An estimated 150 Iraqi Kurdish fighters crossed into Kobane with arms and ammunition from Turkey late on Friday, the first time Ankara has allowed reinforcements to reach the town.
"(Their) heavy weapons have been a key reinforcement for us. At the moment they're mostly fighting on the western front, there's also FSA there too," said Meryem Kobane, a commander with the YPG, the main Syrian Kurdish armed group in Kobane.
She said fierce fighting was also continuing in eastern and southern parts of the city.
The peshmerga - formally part of the Iraqi army - have deployed behind Syrian Kurdish forces and are supporting them with artillery and mortar fire, according to Ersin Caksu, a journalist inside Kobane.
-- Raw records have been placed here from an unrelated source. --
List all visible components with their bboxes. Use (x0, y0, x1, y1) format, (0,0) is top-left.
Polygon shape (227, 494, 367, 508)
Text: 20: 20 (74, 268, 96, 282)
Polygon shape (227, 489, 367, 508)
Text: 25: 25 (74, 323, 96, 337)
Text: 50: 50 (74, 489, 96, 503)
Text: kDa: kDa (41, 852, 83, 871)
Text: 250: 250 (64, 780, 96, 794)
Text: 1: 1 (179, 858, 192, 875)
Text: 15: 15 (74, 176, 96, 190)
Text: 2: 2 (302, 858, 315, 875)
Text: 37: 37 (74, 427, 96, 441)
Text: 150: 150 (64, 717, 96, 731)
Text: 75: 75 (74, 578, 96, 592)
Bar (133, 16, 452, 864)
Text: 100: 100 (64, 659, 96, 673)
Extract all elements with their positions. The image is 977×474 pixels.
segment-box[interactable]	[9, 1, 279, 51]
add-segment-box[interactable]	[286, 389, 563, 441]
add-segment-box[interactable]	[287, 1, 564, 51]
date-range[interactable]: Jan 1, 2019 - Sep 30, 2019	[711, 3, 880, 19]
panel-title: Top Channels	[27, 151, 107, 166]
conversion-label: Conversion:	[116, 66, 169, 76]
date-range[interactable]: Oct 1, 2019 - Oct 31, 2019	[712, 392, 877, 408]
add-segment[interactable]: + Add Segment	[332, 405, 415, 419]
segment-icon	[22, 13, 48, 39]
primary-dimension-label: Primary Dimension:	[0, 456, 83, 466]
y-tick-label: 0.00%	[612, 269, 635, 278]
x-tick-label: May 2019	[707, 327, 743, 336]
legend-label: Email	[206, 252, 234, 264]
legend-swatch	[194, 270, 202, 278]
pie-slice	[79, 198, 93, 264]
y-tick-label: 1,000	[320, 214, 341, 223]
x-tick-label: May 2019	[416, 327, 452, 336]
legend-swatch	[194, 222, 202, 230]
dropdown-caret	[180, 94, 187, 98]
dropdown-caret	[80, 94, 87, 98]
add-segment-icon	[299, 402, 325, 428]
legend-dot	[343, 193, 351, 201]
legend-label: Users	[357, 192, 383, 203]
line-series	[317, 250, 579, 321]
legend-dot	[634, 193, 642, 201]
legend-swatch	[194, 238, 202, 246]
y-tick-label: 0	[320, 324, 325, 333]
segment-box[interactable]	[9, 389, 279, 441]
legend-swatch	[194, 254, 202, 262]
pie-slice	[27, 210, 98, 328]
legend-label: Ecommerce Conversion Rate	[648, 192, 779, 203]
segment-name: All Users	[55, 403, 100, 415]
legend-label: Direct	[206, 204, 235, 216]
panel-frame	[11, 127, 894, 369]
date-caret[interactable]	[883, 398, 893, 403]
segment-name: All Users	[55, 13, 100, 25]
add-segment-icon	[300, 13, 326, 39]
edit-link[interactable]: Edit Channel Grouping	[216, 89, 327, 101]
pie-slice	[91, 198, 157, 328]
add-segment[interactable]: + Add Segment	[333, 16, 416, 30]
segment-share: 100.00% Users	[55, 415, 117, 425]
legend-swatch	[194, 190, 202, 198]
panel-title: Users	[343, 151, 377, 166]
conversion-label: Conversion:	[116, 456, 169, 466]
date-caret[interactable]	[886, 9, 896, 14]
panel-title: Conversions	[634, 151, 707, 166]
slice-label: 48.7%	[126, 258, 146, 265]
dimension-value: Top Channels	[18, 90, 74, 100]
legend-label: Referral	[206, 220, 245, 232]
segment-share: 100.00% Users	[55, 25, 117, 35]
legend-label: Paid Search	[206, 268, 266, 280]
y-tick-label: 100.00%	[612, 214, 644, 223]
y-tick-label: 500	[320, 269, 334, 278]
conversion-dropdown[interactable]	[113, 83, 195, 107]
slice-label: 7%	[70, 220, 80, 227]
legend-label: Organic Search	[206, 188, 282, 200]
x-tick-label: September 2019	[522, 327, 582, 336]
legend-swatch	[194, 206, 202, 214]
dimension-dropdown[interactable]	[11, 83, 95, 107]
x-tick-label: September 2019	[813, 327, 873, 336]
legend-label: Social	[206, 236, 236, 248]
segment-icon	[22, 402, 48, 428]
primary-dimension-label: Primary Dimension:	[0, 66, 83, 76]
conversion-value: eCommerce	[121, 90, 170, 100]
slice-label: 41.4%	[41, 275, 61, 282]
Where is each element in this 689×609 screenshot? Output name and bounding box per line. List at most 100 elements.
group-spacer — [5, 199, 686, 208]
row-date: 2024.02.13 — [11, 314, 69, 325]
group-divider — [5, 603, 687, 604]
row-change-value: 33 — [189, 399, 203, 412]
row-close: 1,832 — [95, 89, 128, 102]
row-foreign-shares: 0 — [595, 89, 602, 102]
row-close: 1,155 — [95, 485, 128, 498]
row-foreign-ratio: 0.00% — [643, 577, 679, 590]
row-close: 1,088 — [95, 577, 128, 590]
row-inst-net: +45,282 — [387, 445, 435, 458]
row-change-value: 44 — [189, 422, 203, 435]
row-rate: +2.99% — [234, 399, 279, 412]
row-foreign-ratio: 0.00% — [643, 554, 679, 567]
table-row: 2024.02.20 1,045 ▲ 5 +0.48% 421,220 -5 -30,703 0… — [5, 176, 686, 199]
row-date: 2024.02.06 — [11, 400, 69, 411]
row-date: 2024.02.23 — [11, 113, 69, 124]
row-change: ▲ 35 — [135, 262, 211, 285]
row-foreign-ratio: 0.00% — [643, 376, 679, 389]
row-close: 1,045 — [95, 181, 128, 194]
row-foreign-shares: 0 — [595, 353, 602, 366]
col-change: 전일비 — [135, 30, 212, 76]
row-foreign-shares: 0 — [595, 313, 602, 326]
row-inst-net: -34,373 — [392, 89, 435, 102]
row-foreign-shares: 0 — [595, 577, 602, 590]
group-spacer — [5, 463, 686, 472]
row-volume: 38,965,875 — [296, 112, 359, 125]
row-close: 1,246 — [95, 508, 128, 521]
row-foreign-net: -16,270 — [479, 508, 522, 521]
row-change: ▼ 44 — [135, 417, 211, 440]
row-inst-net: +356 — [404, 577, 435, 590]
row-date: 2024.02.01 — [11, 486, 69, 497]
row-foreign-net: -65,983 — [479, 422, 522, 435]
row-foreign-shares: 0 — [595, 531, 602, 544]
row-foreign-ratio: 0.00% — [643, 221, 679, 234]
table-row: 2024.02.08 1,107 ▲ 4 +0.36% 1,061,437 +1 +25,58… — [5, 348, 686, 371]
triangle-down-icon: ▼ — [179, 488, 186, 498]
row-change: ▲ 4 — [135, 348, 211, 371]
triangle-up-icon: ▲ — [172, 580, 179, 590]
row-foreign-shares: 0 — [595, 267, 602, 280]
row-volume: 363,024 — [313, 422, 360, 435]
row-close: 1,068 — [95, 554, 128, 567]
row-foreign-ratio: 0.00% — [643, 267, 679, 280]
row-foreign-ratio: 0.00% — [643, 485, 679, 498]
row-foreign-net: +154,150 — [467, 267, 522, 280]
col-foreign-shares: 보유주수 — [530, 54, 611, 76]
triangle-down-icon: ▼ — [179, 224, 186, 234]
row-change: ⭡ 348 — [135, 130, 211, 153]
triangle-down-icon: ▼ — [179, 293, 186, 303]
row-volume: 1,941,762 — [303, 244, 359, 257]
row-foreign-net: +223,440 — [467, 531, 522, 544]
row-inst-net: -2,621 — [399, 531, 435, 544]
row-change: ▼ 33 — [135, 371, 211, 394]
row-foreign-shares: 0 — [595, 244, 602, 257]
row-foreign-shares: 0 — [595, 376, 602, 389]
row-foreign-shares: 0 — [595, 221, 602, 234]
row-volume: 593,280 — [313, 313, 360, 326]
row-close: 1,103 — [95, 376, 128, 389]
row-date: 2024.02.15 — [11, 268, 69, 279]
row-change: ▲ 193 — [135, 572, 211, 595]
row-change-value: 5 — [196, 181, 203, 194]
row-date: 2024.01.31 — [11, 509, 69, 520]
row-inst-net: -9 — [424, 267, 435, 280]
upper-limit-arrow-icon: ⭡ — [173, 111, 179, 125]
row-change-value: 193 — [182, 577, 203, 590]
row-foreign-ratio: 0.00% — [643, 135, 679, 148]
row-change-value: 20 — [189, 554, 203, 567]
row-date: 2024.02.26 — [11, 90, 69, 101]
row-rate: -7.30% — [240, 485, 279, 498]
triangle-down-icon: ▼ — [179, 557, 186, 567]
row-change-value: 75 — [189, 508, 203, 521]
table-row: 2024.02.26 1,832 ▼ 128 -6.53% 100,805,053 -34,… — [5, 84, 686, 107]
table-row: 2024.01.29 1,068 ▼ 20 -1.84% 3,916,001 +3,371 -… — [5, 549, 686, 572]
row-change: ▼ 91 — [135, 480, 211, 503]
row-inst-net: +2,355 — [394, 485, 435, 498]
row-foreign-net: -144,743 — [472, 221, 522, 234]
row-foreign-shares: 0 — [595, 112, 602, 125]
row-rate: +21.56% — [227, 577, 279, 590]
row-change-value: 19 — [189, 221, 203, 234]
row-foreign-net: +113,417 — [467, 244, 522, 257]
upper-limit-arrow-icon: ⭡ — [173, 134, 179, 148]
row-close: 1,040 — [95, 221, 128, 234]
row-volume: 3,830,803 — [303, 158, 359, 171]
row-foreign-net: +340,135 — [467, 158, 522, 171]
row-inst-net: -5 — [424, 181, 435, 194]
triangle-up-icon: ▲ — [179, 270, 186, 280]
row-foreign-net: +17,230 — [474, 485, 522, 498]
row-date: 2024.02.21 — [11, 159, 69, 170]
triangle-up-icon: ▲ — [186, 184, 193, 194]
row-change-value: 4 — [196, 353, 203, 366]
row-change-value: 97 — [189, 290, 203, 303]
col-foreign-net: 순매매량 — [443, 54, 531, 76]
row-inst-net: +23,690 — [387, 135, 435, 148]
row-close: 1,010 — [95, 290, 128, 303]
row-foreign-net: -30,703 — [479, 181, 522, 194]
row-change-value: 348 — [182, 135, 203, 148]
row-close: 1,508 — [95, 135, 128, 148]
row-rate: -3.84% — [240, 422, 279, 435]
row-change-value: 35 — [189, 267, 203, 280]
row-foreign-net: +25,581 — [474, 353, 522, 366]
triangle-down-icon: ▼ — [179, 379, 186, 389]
The fiercest fighting was taking place in the south and east, areas where the newly arrived reinforcements were not deployed, he said.
Islamic State fighters in Syria said yesterday they had taken control of a gas field in the central province of Homs.
The hardline Sunni Islamist group posted 18 photos on social media showing the Islamic State flag raised in the Jahar gas field as well as seized vehicles and weaponry, according to the SITE jihadist website monitoring service.
Islamic State fighters, who now hold up to a third of Syria as well as swathes of Iraq, took the larger Sha'ar gas field on October 30.
The report said Islamic State had seized two tanks, seven four-wheel drive cars and several heavy machine guns.
Yesterday, the UK-based Syrian Observatory for Human Rights said a Western-backed Syrian opposition group, the Hazzm movement, had lost positions and equipment including heavy weapons after being overrun by Al Qaeda-affiliated Nusra Front fighters in Idlib province, near the Turkish border.
Elsewhere, Islamic State jihadists beheaded eight Syrian rebels who had surrendered in a town on the border with Iraq last week despite pledges of an amnesty, a monitor said yesterday.
The Observatory said the men were executed and their bodies hung on makeshift crucifixes in Albu Kamal in the eastern province of Deir Ezzor.
"The men surrendered in Albu Kamal because the Islamic State had offered amnesty to people who fought them if they turned themselves in," Observatory director Rami Abdel Rahman said.
Instead, he said, the eight opposition fighters were beheaded and then hung from crosses.